John Brenkus with DeMarcus Ware of the Denver Broncos.

October 23, 2014
Features

Driving Them with Sports Science

For SportsCenter viewers, the data-focused shorts of Sport Science are as seductive as a perfect spiral.

Daniel Frankel

Mid-August is a kind of calm before the storm for ESPN.

The true heat of Major League Baseball’s pennant races is still a few weeks away. The incendiary sports media phenomenon that is pro and college football is still mired in the dog days of pre-season camp.

So, when a 13-year-old girl with a 70-mile-per-hour fastball suddenly turned the Little League World Series — traditionally a lightly viewed niche audience gambit for ESPN — into a ratings smash, the so-called “World Wide Leader” in sports broadcasting had to respond. Quickly.

Enter John Brenkus, the mastermind behind the ESPN Sport Science shorts that have become a staple of the Disney-owned network’s flagship daily news program, SportsCenter.

Just a couple of days after Mo’ne Davis exploded into a media supernova that would eventually land her on the cover of Sports Illustrated, Sport Science had a nifty little segment on her, fastidiously breaking down her Major League–level pitching mechanics.

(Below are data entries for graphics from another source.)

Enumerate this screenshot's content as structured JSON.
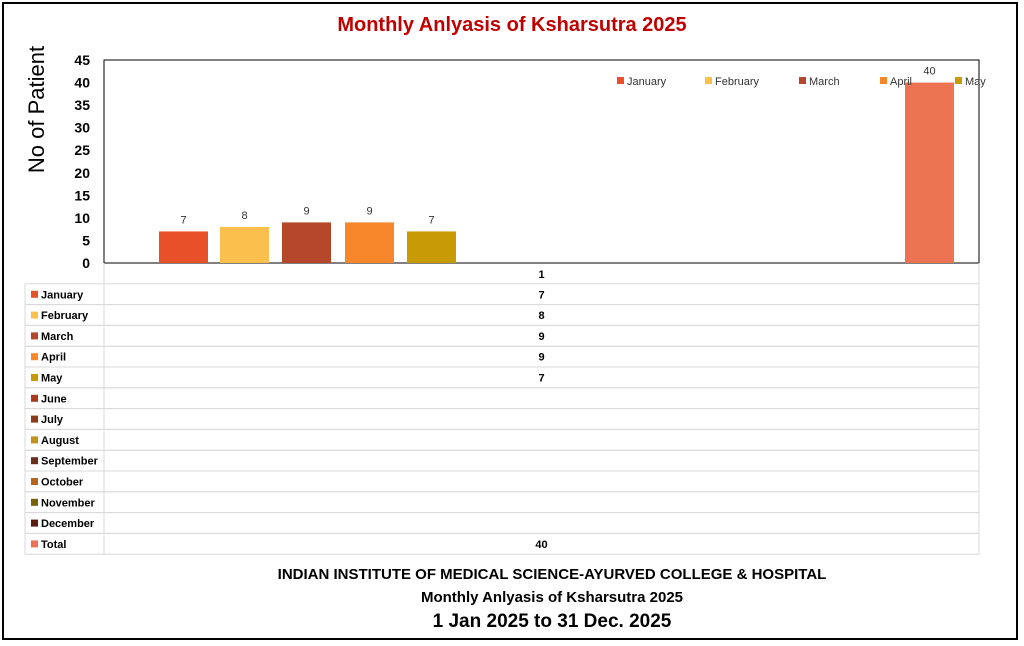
{
  "chart_data": {
    "type": "bar",
    "title": "Monthly Anlyasis of Ksharsutra  2025",
    "ylabel": "No of Patient",
    "ylim": [
      0,
      45
    ],
    "yticks": [
      "0",
      "5",
      "10",
      "15",
      "20",
      "25",
      "30",
      "35",
      "40",
      "45"
    ],
    "category_label": "1",
    "series": [
      {
        "name": "January",
        "color": "#e8502a",
        "value": 7,
        "label": "7"
      },
      {
        "name": "February",
        "color": "#fbbf4e",
        "value": 8,
        "label": "8"
      },
      {
        "name": "March",
        "color": "#b5472a",
        "value": 9,
        "label": "9"
      },
      {
        "name": "April",
        "color": "#f8862a",
        "value": 9,
        "label": "9"
      },
      {
        "name": "May",
        "color": "#c89a06",
        "value": 7,
        "label": "7"
      },
      {
        "name": "June",
        "color": "#a93a1c",
        "value": null,
        "label": ""
      },
      {
        "name": "July",
        "color": "#8d3a1a",
        "value": null,
        "label": ""
      },
      {
        "name": "August",
        "color": "#c7901e",
        "value": null,
        "label": ""
      },
      {
        "name": "September",
        "color": "#6b2e1a",
        "value": null,
        "label": ""
      },
      {
        "name": "October",
        "color": "#b7651c",
        "value": null,
        "label": ""
      },
      {
        "name": "November",
        "color": "#7a6008",
        "value": null,
        "label": ""
      },
      {
        "name": "December",
        "color": "#5a1d10",
        "value": null,
        "label": ""
      },
      {
        "name": "Total",
        "color": "#ec7453",
        "value": 40,
        "label": "40"
      }
    ],
    "legend_shown": [
      "January",
      "February",
      "March",
      "April",
      "May"
    ],
    "legend_placement": "top-right",
    "grid": false
  },
  "footer": {
    "institute": "INDIAN INSTITUTE OF MEDICAL SCIENCE-AYURVED COLLEGE & HOSPITAL",
    "subtitle": "Monthly Anlyasis of Ksharsutra  2025",
    "period": "1 Jan 2025 to 31 Dec. 2025"
  }
}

Brenkus’s BASE Productions in Burbank, California, has produced close to 1,000 Sport Science segments. Showcasing Davis’s awesome throwing mechanics — which was probably the perfect supplementary way for ESPN to respond to an audience that wanted to know who this girl was and how she threw so hard — came pretty naturally.

“It used to take weeks to get a segment on the air,” says Brenkus, who is also the on-air face of the Sport Science franchise. “Now we can turn things around in a couple of days.”

In a culture captivated over the past few years by data, Brenkus and BASE have become adept at capturing it in informative, bite-sized nuggets.

BASE started out 20 years ago as a small production company serving Washington, D.C. pro sports teams. But Brenkus and his colleagues cut their teeth amid the basic-cable original programming explosion. Shows like National Geographic’s Fight Science — in which BASE would lab-test various martial arts weapons and techniques — led to the finely tuned machine that Sport Science has become.

BASE flexibly employs a production staff of 30 to 100, many of them experts in the various kinetic movements of sports. “We’ve developed fantastic relationships in both the athletic and scientific communities,” Brenkus says. “We have a very well-versed staff.”

The Sports Science enterprise also has credibility in the sports world, specifically the NFL draft. The company’s Burbank lab has developed a reputation for predicting how high players like Jacksonville Jaguars quarterback Blake Bortles will go in the NFL’s wildly popular player selection process. Now, pretty much every agent for a prospective high-priced NFL rookie has BASE on speed dial.

“Four out of the last five players who scored highest on our metrics won [NFL] Rookie of the Year,” Brenkus notes.